Examining the Impact of Mentoring Experiences on Leadership Development and Career Decision-Making among Engineering Graduate Student Mentors
Event Date: | October 7, 2021 |
---|---|
Speaker: | Zhen Zhao |
Speaker Affiliation: | PhD Candidate, Arizona State University |
Time: | 3:30 - 4:30 PM |
Location: | ARMS B071, Virtual |
Priority: | No |
School or Program: | Engineering Education |
College Calendar: | Show |
NSF-funded engineering research centers (ERCs) offer opportunities for engineering graduate students to serve as mentors for summer research interns including high school students, undergraduate students, and K-14 teachers. This paper examined the experiences of 18 former graduate student mentors from six different ERCs who have started their post-graduate careers. The influence of serving as mentors on the development of their understanding of leadership, their leadership skills, and their career decision-making was examined through thematic analysis of qualitative semi-structured interviews.

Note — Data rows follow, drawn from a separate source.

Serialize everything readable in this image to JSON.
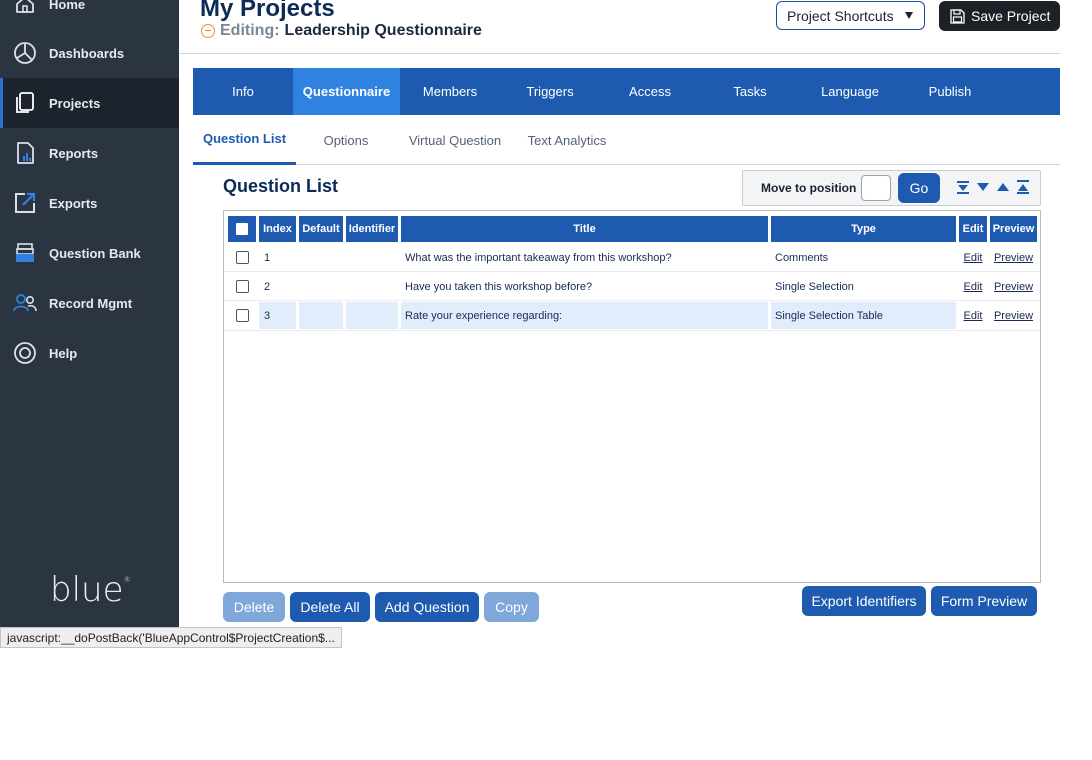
{
  "sidebar": {
    "items": [
      {
        "label": "Home",
        "icon": "home-icon"
      },
      {
        "label": "Dashboards",
        "icon": "dashboard-icon"
      },
      {
        "label": "Projects",
        "icon": "projects-icon",
        "active": true
      },
      {
        "label": "Reports",
        "icon": "reports-icon"
      },
      {
        "label": "Exports",
        "icon": "export-icon"
      },
      {
        "label": "Question Bank",
        "icon": "question-bank-icon"
      },
      {
        "label": "Record Mgmt",
        "icon": "record-mgmt-icon"
      },
      {
        "label": "Help",
        "icon": "help-icon"
      }
    ],
    "logo_text": "blue",
    "logo_mark": "®"
  },
  "header": {
    "title": "My Projects",
    "editing_label": "Editing:",
    "editing_name": "Leadership Questionnaire",
    "shortcuts_label": "Project Shortcuts",
    "save_label": "Save Project"
  },
  "main_tabs": [
    {
      "label": "Info"
    },
    {
      "label": "Questionnaire",
      "active": true
    },
    {
      "label": "Members"
    },
    {
      "label": "Triggers"
    },
    {
      "label": "Access"
    },
    {
      "label": "Tasks"
    },
    {
      "label": "Language"
    },
    {
      "label": "Publish"
    }
  ],
  "sub_tabs": [
    {
      "label": "Question List",
      "active": true
    },
    {
      "label": "Options"
    },
    {
      "label": "Virtual Question"
    },
    {
      "label": "Text Analytics"
    }
  ],
  "question_list": {
    "title": "Question List",
    "move_label": "Move to position",
    "move_value": "",
    "go_label": "Go",
    "columns": [
      "Index",
      "Default",
      "Identifier",
      "Title",
      "Type",
      "Edit",
      "Preview"
    ],
    "rows": [
      {
        "index": "1",
        "default": "",
        "identifier": "",
        "title": "What was the important takeaway from this workshop?",
        "type": "Comments",
        "edit": "Edit",
        "preview": "Preview"
      },
      {
        "index": "2",
        "default": "",
        "identifier": "",
        "title": "Have you taken this workshop before?",
        "type": "Single Selection",
        "edit": "Edit",
        "preview": "Preview"
      },
      {
        "index": "3",
        "default": "",
        "identifier": "",
        "title": "Rate your experience regarding:",
        "type": "Single Selection Table",
        "edit": "Edit",
        "preview": "Preview"
      }
    ]
  },
  "buttons": {
    "delete": "Delete",
    "delete_all": "Delete All",
    "add_question": "Add Question",
    "copy": "Copy",
    "export_identifiers": "Export Identifiers",
    "form_preview": "Form Preview"
  },
  "status_bar": "javascript:__doPostBack('BlueAppControl$ProjectCreation$...",
  "colors": {
    "sidebar_bg": "#2b3542",
    "primary": "#1e5bb0",
    "active_tab": "#2f82e0",
    "disabled_button": "#7fa7d9",
    "editing_accent": "#e0952a"
  }
}
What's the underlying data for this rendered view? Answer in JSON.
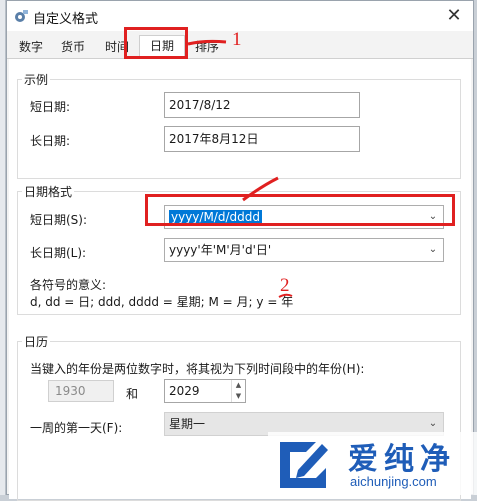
{
  "window": {
    "title": "自定义格式",
    "close": "✕"
  },
  "tabs": [
    {
      "label": "数字"
    },
    {
      "label": "货币"
    },
    {
      "label": "时间"
    },
    {
      "label": "日期"
    },
    {
      "label": "排序"
    }
  ],
  "example": {
    "group_title": "示例",
    "short_date_label": "短日期:",
    "short_date_value": "2017/8/12",
    "long_date_label": "长日期:",
    "long_date_value": "2017年8月12日"
  },
  "date_formats": {
    "group_title": "日期格式",
    "short_date_label": "短日期(S):",
    "short_date_value": "yyyy/M/d/dddd",
    "long_date_label": "长日期(L):",
    "long_date_value": "yyyy'年'M'月'd'日'",
    "symbols_title": "各符号的意义:",
    "symbols_text": "d, dd = 日;  ddd, dddd = 星期;  M = 月;  y = 年"
  },
  "calendar": {
    "group_title": "日历",
    "two_digit_text": "当键入的年份是两位数字时，将其视为下列时间段中的年份(H):",
    "from_year": "1930",
    "and_label": "和",
    "to_year": "2029",
    "first_day_label": "一周的第一天(F):",
    "first_day_value": "星期一"
  },
  "annotations": {
    "marker_1": "1",
    "marker_2": "2",
    "accent_color": "#e02020"
  },
  "watermark": {
    "title": "爱纯净",
    "url": "aichunjing.com",
    "color": "#1f5db8"
  }
}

The results suggest that the research mentoring experiences during their academic studies can help engineering graduate students advance their understandings of leadership and leadership skills which can, in turn, play a role in their career decisions. Notably, the mentoring experiences alone did not erase the leadership knowledge and perception gap for all participants. Leadership understanding-focused guidance and concepts need to be integrated into such experiences to extend the impact. The implications of this work for engineering education include the potential of mentoring opportunities as a practical program for developing leadership understandings and competencies for engineering graduate students.
Speaker Bio
Zhen Zhao is an engineer, educator, and communicator who has a passion for advancing engineering education and developing the future engineering workforce. Zhen is expecting to graduate with a Ph.D. degree in Engineering Education from Arizona State University in 2022. His research interests focused on the professional skills development among engineering graduate students. Zhen developed such a passion over his five years of collegiate teaching experiences over various subjects barring from computer programming to statistics, to project management. Alongside the teaching time, having degrees in computer science, software engineering and industrial engineering provides Zhen multiple perspectives in engineering curriculum design and implementation. Born and raised in one of the oldest cities in China, Zhen brings an international lens to the western dominated engineering education scholarly work. Zhen is also engaged heavily in student community service. He is currently leading the effort to establish the ASEE student chapter at ASU and has been serving as an active member of the student leadership council in the NEWT engineering research center for years.